Per molti questa convinzione resta solo motivo di rimpianto, per altri – i più forti, forse i più coraggiosi – diventa l'inquietudine che li spinge ad andare in cerca del proprio destino (della propria realizzazione) in un’altra città, in un'altra nazione o addirittura in un altro continente, scoprendosi migranti.
Alcuni finiranno per trovare davvero la propria fortuna in terre lontane e forse racconteranno orgogliosi, un giorno, la propria storia ai nipoti. Altri scompariranno nell'anonimato di chi non lascia traccia nella storia, altri ancora termineranno tragicamente la propria corsa durante il viaggio. Di tutti, forse, resterà almeno un'immagine, una foto.
Sì, perché la fotografia – sempre meno forma d'arte  e sempre più strumento di cronaca diffusa – ha fin dalla propria nascita accompagnato i viaggiatori, testimoniandone le imprese, i traguardi e le cadute. In particolare, con riguardo all'emigrante – attuale protagonista dell'epopea di viaggio per eccellenza – l'attenzione dei fotoreporter (anche amatoriali) è stata sempre tendenzialmente attratta da tre momenti della sua vicenda umana:
- il viaggio, con le sue difficoltà ed i suoi drammi (ritraendo ad esempio, i barconi stracarichi di uomini, i salvataggi in mare, gli sbarchi);
- la quotidianità nel Paese di arrivo, in particolare quella legata al lavoro (ritraendo ad esempio i migranti al lavoro nei campi oppure impegnati in città nelle più svariate attività lavorative/artistiche);
- l'eventuale fattaccio di cronaca nera (con il suo tipico corredo di foto segnaletiche e fotogrammi delle telecamere di sorveglianza).
E la scelta non è naturalmente neutra. Se la prima e l'ultima forma di rappresentazione, infatti, abilmente sfruttate dai mezzi di comunicazione di massa, puntano a suscitare nello spettatore una forte reazione emotiva, oscillante tra la commiserazione e la paura, la seconda si presta meno a questo scopo e molto più alla documentazione di stampo etnografico. Eppure, per uno strano effetto di mimetismo, questa fotografia, che vorrebbe fissare nell'istantanea cattura della luce riflessa, le differenze tra noi e l'altro, finisce spesso per restituire spaccati di umanità in cui tali differenze risultano inferiori alle attese. Questa è la sensazione che ho avuto anche guardando il video primo classificato all'edizione 2017 del premio “Lucia Mastrodomenico”. Guardando gli immigrati fotografati nel loro sforzo quotidiano di vivere - fatto di lavoro, piccolo commercio, arte di strada, riposo – oltre al colore della pelle, non ho colto grandi differenze con i  nostri concittadini impegnati nello stesso sforzo. E mi sono, allora, tornate alla mente alcune considerazioni di Julia Kristeva (Stranieri a noi stessi) lette un po' di anni fa:
«Stranamente lo straniero ci abita: è la faccia nascosta della nostra identità, lo spazio che rovina la nostra dimora, il tempo in cui sprofondano l'intesa e la simpatia. Riconoscendolo in noi ci risparmiamo di detestarlo in lui. Sintomo che rende appunto il “noi” problematico, forse impossibile, lo straniero comincia quando sorge la coscienza della mia differenza e finisce quando ci riconosciamo tutti stranieri, ribelli ai legami e alle comunità».

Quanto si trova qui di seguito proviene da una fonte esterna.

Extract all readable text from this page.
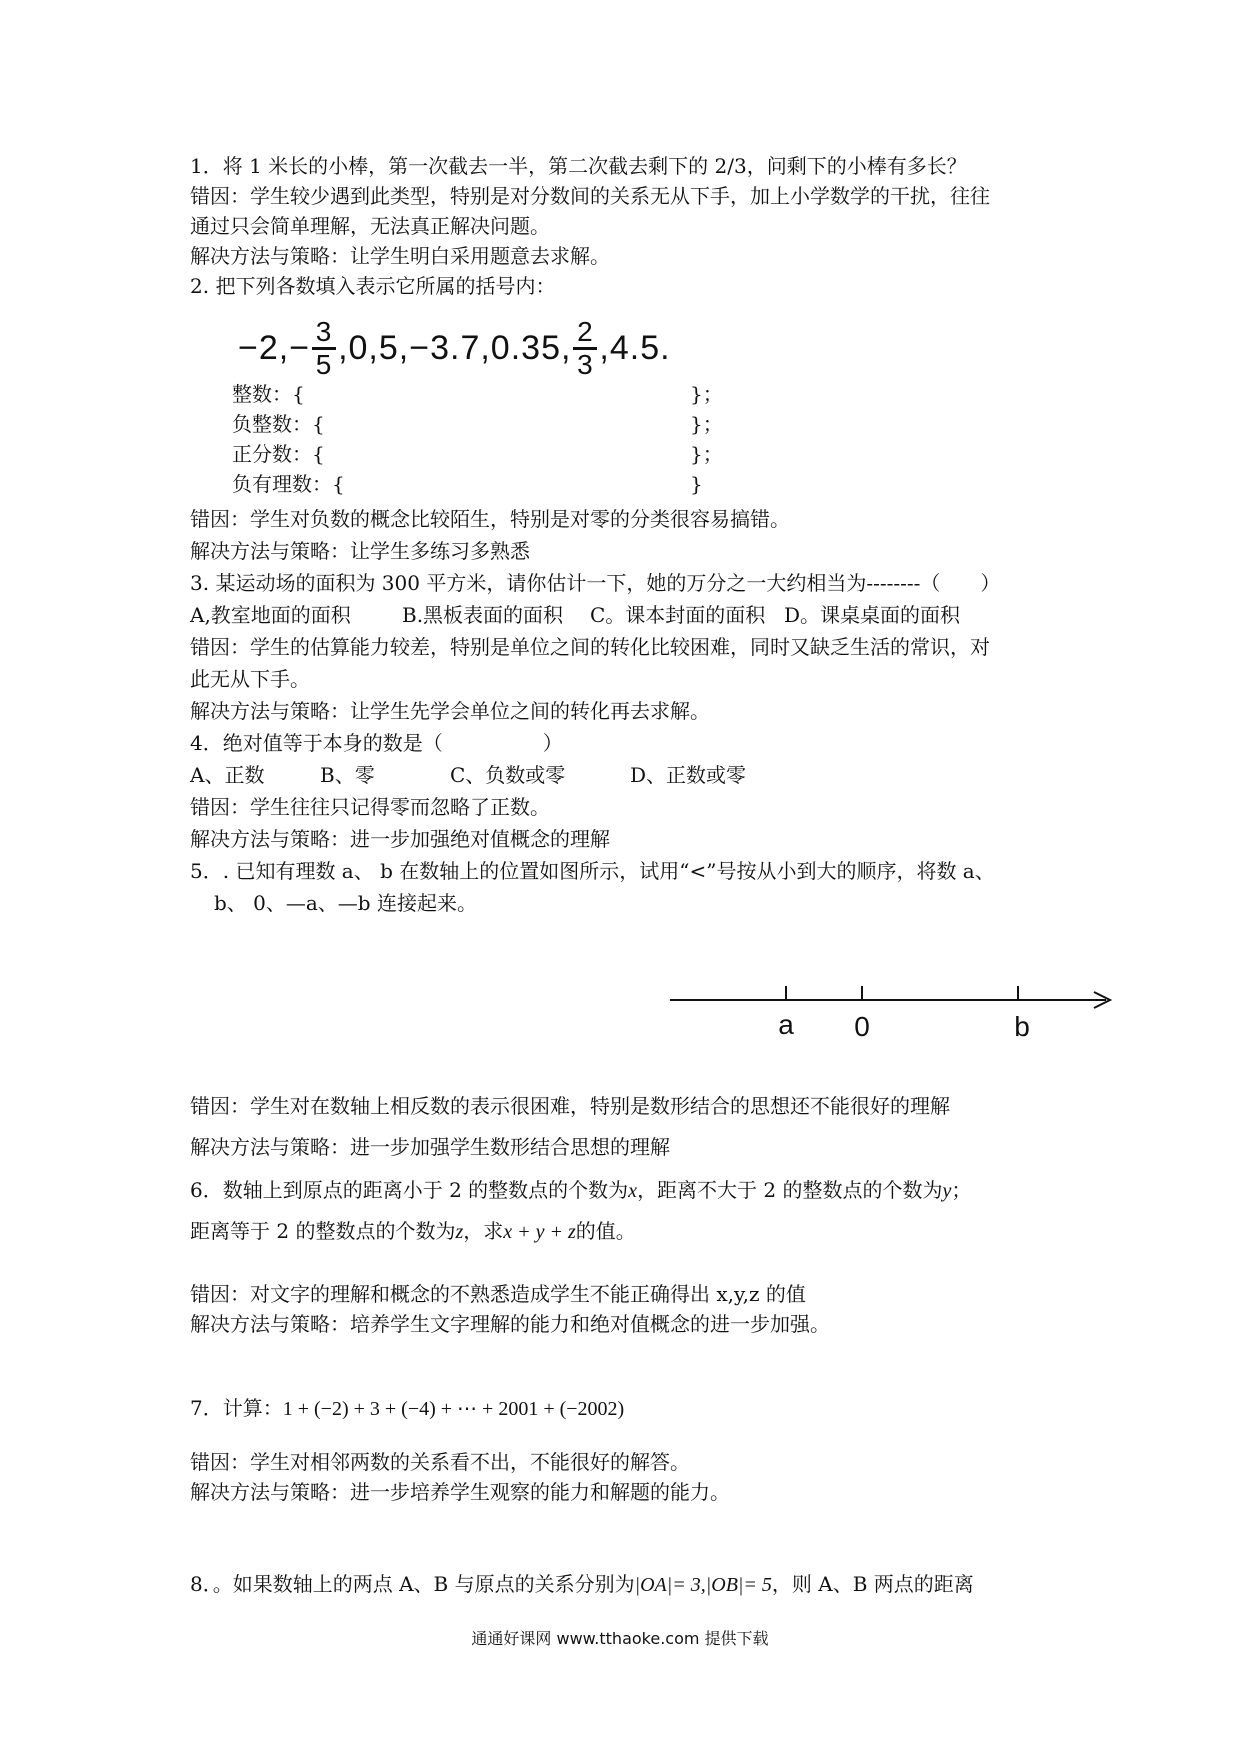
1．将 1 米长的小棒，第一次截去一半，第二次截去剩下的 2/3，问剩下的小棒有多长？
错因：学生较少遇到此类型，特别是对分数间的关系无从下手，加上小学数学的干扰，往往
通过只会简单理解，无法真正解决问题。
解决方法与策略：让学生明白采用题意去求解。
2. 把下列各数填入表示它所属的括号内：
−2, − $\frac{3}{5} ,0,5,-3.7,0.35$, $\frac{2}{3} ,4.5$.
整数：{	}；
负整数：{	}；
正分数：{	}；
负有理数：{	}
错因：学生对负数的概念比较陌生，特别是对零的分类很容易搞错。
解决方法与策略：让学生多练习多熟悉
3. 某运动场的面积为 300 平方米，请你估计一下，她的万分之一大约相当为--------（　　）
A,教室地面的面积	B.黑板表面的面积 C。课本封面的面积 D。课桌桌面的面积
错因：学生的估算能力较差，特别是单位之间的转化比较困难，同时又缺乏生活的常识，对
此无从下手。
解决方法与策略：让学生先学会单位之间的转化再去求解。
4．绝对值等于本身的数是（　　　　　）
A、正数	B、零	C、负数或零	D、正数或零
错因：学生往往只记得零而忽略了正数。
解决方法与策略：进一步加强绝对值概念的理解
5．. 已知有理数 a、 b 在数轴上的位置如图所示，试用“<”号按从小到大的顺序，将数 a、
b、 0、—a、—b 连接起来。
a 0	b
错因：学生对在数轴上相反数的表示很困难，特别是数形结合的思想还不能很好的理解
解决方法与策略：进一步加强学生数形结合思想的理解
6．数轴上到原点的距离小于 2 的整数点的个数为x，距离不大于 2 的整数点的个数为y；
距离等于 2 的整数点的个数为z，求x + y + z的值。
错因：对文字的理解和概念的不熟悉造成学生不能正确得出 x,y,z 的值
解决方法与策略：培养学生文字理解的能力和绝对值概念的进一步加强。
7．计算：1 + (−2) + 3 + (−4) + ⋯ + 2001 + (−2002)
错因：学生对相邻两数的关系看不出，不能很好的解答。
解决方法与策略：进一步培养学生观察的能力和解题的能力。
8．。如果数轴上的两点 A、B 与原点的关系分别为|OA|= 3,|OB|= 5，则 A、B 两点的距离
通通好课网 www.tthaoke.com 提供下载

Quasi a volermene convincere, scendo a fare due passi tra Via Firenze,  Via Torino e Via Bologna, il cuore – forse – della Napoli migrante, e mentre cammino a fatica in mezzo ad una umanità variopinta ed esotica, una scena – anche questa comunissima – attrae la mia attenzione: due ragazze immigrate, vestite alla moda, con i visi un po' segnati ma sorridenti, si mettono in posa con cura e si scattano un selfie davanti alla vetrina illuminata di un negozietto di calzature.